Since school districts don’t know exactly how many students with IEPs are in their district, the lawsuit argues, they’ve had to reject students to save spots at schools that can meet accommodations, leaving empty seats in classes. 

“School districts would be able to support all families in the enrollment process if information were available about who is waiting, and if school districts had the ability to enroll students in the BridgeCare system,” the lawsuit argues. 

The schools are also challenging last-minute changes to full-time pre-K eligibility requirements. When enrollment for universal pre-K opened earlier this year, CDEC informed parents they would be eligible for 30 hours a week, or full-time school, if they met one of five criteria: a household income below 270% of the federal poverty guideline, a student with an IEP, a family or child experiencing homelessness, a student who is a dual language learner or a family in a foster or kinship care relationship. All Colorado students are eligible for part-time, or 15 hours a week, of pre-K. But at the end of July, shortly before class began, families who were set to receive 30 hours a week were notified they now needed to meet two of the factors to qualify for full-time school.

According to the lawsuit, school districts were put in a difficult position after this change. They could either cut down on planned pre-K hours, charge families for the difference or reappropriate funds set aside for other programs, the lawsuit argued. 

“Each of these options impacts students and families with qualifying factors more than others, and those are the families most in need of the resources promised by this program,” the complaint noted. “In order to maintain commitments to their families and students and to ensure the most equitable outcomes possible, most school districts want to find a way to honor prior commitments.”

The lawsuit also alleges that CDEC has reappropriated funding that had been set aside for special education students for general education, leaving schools uncertain about funding for next year. The complaint also alleges schools face a number of funding uncertainties for this year connected to unclear procedures and responses from CDEC. 

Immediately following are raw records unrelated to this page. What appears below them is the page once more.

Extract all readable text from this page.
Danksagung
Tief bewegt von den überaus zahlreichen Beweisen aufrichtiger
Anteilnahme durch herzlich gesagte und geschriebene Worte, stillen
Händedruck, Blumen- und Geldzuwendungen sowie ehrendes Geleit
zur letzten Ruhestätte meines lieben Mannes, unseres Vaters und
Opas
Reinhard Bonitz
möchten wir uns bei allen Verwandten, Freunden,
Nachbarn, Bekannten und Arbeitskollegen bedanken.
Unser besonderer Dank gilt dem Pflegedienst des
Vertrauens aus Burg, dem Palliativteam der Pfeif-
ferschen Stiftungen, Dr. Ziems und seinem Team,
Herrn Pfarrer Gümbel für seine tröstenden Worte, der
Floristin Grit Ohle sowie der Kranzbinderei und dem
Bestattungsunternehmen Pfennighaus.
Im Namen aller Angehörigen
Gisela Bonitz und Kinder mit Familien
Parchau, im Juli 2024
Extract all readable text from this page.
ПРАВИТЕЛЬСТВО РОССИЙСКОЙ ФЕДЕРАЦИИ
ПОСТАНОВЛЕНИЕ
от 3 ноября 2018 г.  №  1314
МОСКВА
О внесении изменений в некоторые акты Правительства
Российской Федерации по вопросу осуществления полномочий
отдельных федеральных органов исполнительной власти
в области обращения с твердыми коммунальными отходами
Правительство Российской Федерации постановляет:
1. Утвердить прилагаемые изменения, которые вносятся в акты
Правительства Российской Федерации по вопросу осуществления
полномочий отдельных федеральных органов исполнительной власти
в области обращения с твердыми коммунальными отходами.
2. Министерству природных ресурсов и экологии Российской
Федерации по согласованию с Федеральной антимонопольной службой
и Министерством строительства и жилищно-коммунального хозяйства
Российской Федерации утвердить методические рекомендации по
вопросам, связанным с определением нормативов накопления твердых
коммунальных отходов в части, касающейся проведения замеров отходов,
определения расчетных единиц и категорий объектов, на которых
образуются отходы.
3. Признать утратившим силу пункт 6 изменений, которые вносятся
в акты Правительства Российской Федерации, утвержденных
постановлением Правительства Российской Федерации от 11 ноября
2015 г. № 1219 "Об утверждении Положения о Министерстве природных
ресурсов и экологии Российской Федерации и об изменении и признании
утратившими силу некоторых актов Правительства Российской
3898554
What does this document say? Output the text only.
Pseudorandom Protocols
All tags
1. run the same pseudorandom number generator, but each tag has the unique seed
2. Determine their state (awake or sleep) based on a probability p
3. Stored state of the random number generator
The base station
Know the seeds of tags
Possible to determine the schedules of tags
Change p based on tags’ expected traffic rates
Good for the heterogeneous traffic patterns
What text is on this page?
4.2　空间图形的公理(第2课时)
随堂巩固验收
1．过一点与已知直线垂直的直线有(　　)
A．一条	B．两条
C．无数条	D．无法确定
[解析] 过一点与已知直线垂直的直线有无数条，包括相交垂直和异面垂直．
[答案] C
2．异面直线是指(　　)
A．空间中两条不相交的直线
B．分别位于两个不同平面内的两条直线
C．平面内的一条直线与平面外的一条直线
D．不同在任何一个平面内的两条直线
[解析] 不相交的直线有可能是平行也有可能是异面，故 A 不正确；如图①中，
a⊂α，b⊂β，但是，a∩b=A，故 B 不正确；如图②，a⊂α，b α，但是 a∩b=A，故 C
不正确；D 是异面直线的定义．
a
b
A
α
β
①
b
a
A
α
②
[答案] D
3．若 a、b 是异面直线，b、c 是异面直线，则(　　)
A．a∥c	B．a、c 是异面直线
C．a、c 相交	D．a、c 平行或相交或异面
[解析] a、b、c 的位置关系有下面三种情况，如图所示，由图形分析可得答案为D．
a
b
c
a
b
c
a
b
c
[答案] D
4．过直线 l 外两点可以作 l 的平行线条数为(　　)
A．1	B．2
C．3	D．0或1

The schools are asking a state court to grant 22 requests for relief including providing real-time data on students in a school district, giving school districts access to and control over placement of students with disabilities in their district, funding 30-hour-a-week pre-K for students who meet one qualifying criteria and reimbursing the districts for financial losses connected to funding promises initially made by CDEC. 

The schools are being represented by attorneys with Semple, Farrington, Everall & Case in Denver.